What Ajit Doval had told the US ahead of the Indo-Russia S-400 Missile Air Defence deal
New Delhi, Oct 5: India and Russia signed the 5 billion US dollar S-400 air defence system deal during the annual bilateral summit between Prime Minister Narendra Modi and Russian President Vladimir Putin.
The deal came in the wake of the US urging its allies to forgo transactions with Russia, warning that the S-400 missile defence system that India intended to buy was a focus area for it to implement punitive sanctions against a nation undertaking significant business deals with the Russians.
In September National Security Advisor, Ajit Doval had visited the United States and held a string of meetings with several officials including his counterpart John Bolton. In focus was the deal with Russia and India made out its case for the purchase of the Russian made S-400 missile systems.
At the meeting Doval pointed out the need for this deal. He said that the integrity of the American military platforms in service with the Indian Air Force would not be compromised if India went ahead with the Russian deal. He also cited the 70 year history of military hardware acquisitions from Russia and pointed out that nearly 64 per cent of the military inventory in India is from Russia.

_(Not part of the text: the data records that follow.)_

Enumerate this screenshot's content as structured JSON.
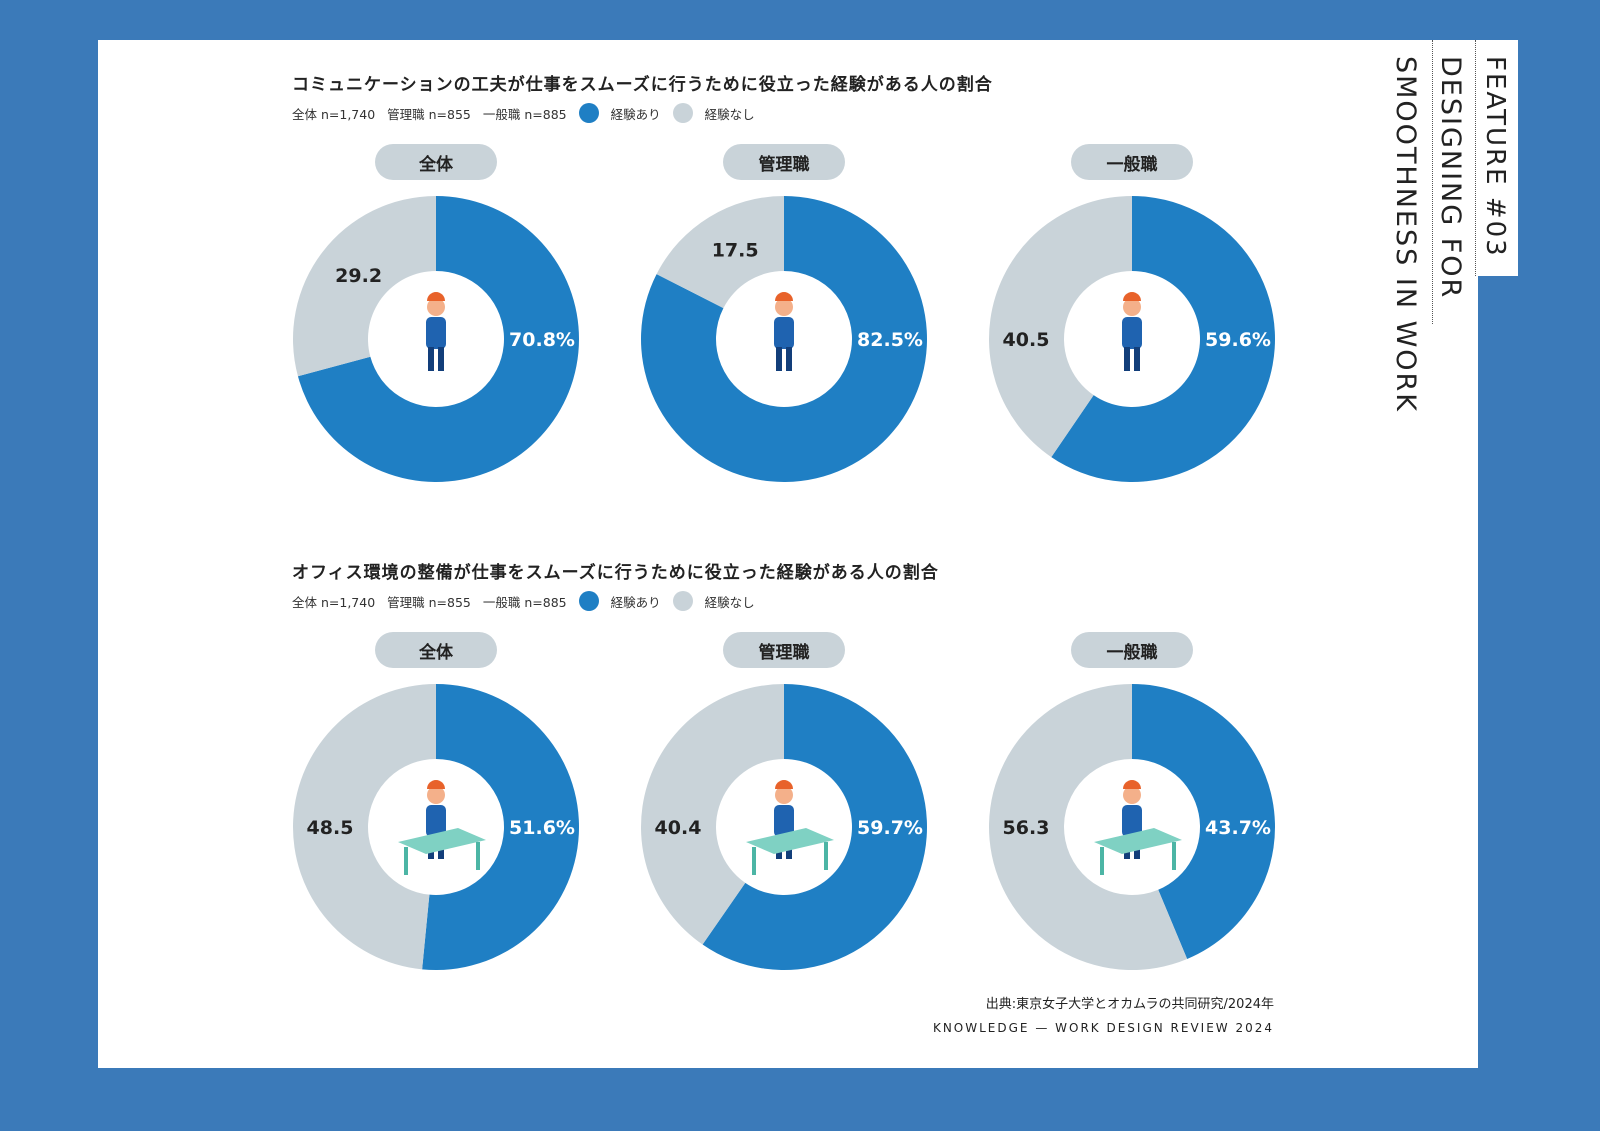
{
  "side": {
    "feature": "FEATURE #03",
    "line1": "DESIGNING FOR",
    "line2": "SMOOTHNESS IN WORK"
  },
  "colors": {
    "yes": "#1f7fc4",
    "no": "#c9d3d9",
    "background": "#3b7ab9"
  },
  "chart_data": [
    {
      "type": "pie",
      "title": "コミュニケーションの工夫が仕事をスムーズに行うために役立った経験がある人の割合",
      "legend": {
        "samples": [
          "全体 n=1,740",
          "管理職 n=855",
          "一般職 n=885"
        ],
        "entries": [
          "経験あり",
          "経験なし"
        ]
      },
      "groups": [
        {
          "label": "全体",
          "yes": 70.8,
          "no": 29.2,
          "yes_label": "70.8%",
          "no_label": "29.2"
        },
        {
          "label": "管理職",
          "yes": 82.5,
          "no": 17.5,
          "yes_label": "82.5%",
          "no_label": "17.5"
        },
        {
          "label": "一般職",
          "yes": 59.6,
          "no": 40.5,
          "yes_label": "59.6%",
          "no_label": "40.5"
        }
      ]
    },
    {
      "type": "pie",
      "title": "オフィス環境の整備が仕事をスムーズに行うために役立った経験がある人の割合",
      "legend": {
        "samples": [
          "全体 n=1,740",
          "管理職 n=855",
          "一般職 n=885"
        ],
        "entries": [
          "経験あり",
          "経験なし"
        ]
      },
      "groups": [
        {
          "label": "全体",
          "yes": 51.6,
          "no": 48.5,
          "yes_label": "51.6%",
          "no_label": "48.5"
        },
        {
          "label": "管理職",
          "yes": 59.7,
          "no": 40.4,
          "yes_label": "59.7%",
          "no_label": "40.4"
        },
        {
          "label": "一般職",
          "yes": 43.7,
          "no": 56.3,
          "yes_label": "43.7%",
          "no_label": "56.3"
        }
      ]
    }
  ],
  "footer": {
    "source": "出典:東京女子大学とオカムラの共同研究/2024年",
    "credit": "KNOWLEDGE — WORK DESIGN REVIEW 2024"
  }
}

Doval was tasked with convincing the trump administration that the S-400 deal does merit a US presidential waiver from the provisions of the Countering America's Adversaries Through the Sanctions Act (CAATSA).
The American lawmakers however have allowed the possibility of a presidential waiver. Defence Minister, Nirmala Sitharaman had said that, India has maintained its sovereignty as regards to its relationship with countries. We shall maintain it in all earnestness, she also said.

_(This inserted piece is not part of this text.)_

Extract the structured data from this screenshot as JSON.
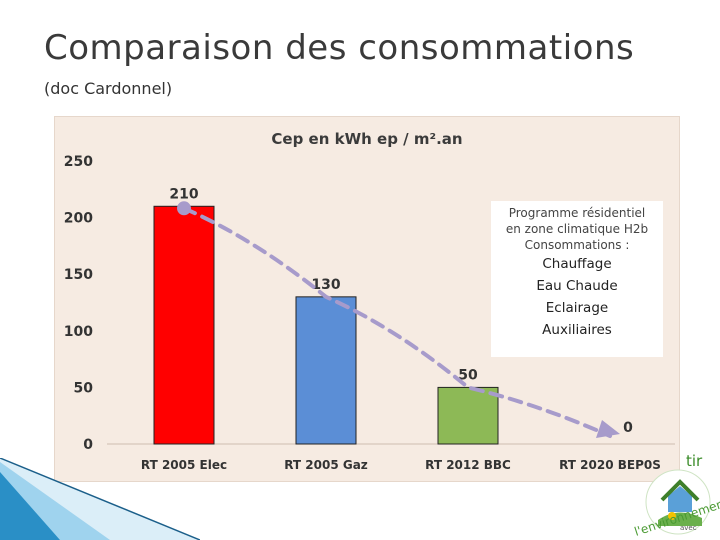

A waiver from the US President Donald Trump is essential. US defence contactors such as Lockheed Martin, Boeing and Sirkorsky who supply critical equipment to India the C-17, C-130 J transport aircraft, Apache and Chinook helicopters, will come under sanctions in the absence of a waiver.
Deputy Director of the Asia Programme and South Asia senior associate, The Wilson Centre, Michael Kugelman tells OneIndia that Putin visit itself will not affect US-India ties in a big way. Washington understands that New Delhi is a longstanding friend of Moscow's and that there will naturally be plenty of high-level exchanges between the two.
However, the headliner deal from the visit, the S400 package, will pose a big test for US-India relations. If Washington shrugs off the deal and just lets it go, and doesn't punish New Delhi, then that will be an indication that the US is willing to make exceptions for its best friends, he says.
But if Washington vows to sanction New Delhi, then the US commitment to US-India partnership and its genuine willingness to take this partnership to a new level could understandably come into question in New Delhi, Kugelam adds.
Kugelman feels that the visit by Putin is not a game changer, but marks an important milestone. The deals emerging from the visit will cement and amplify the continued strength of the India-Russia relations even as the US-India relations continues to grow as the US-Russia relationship continues to plummet.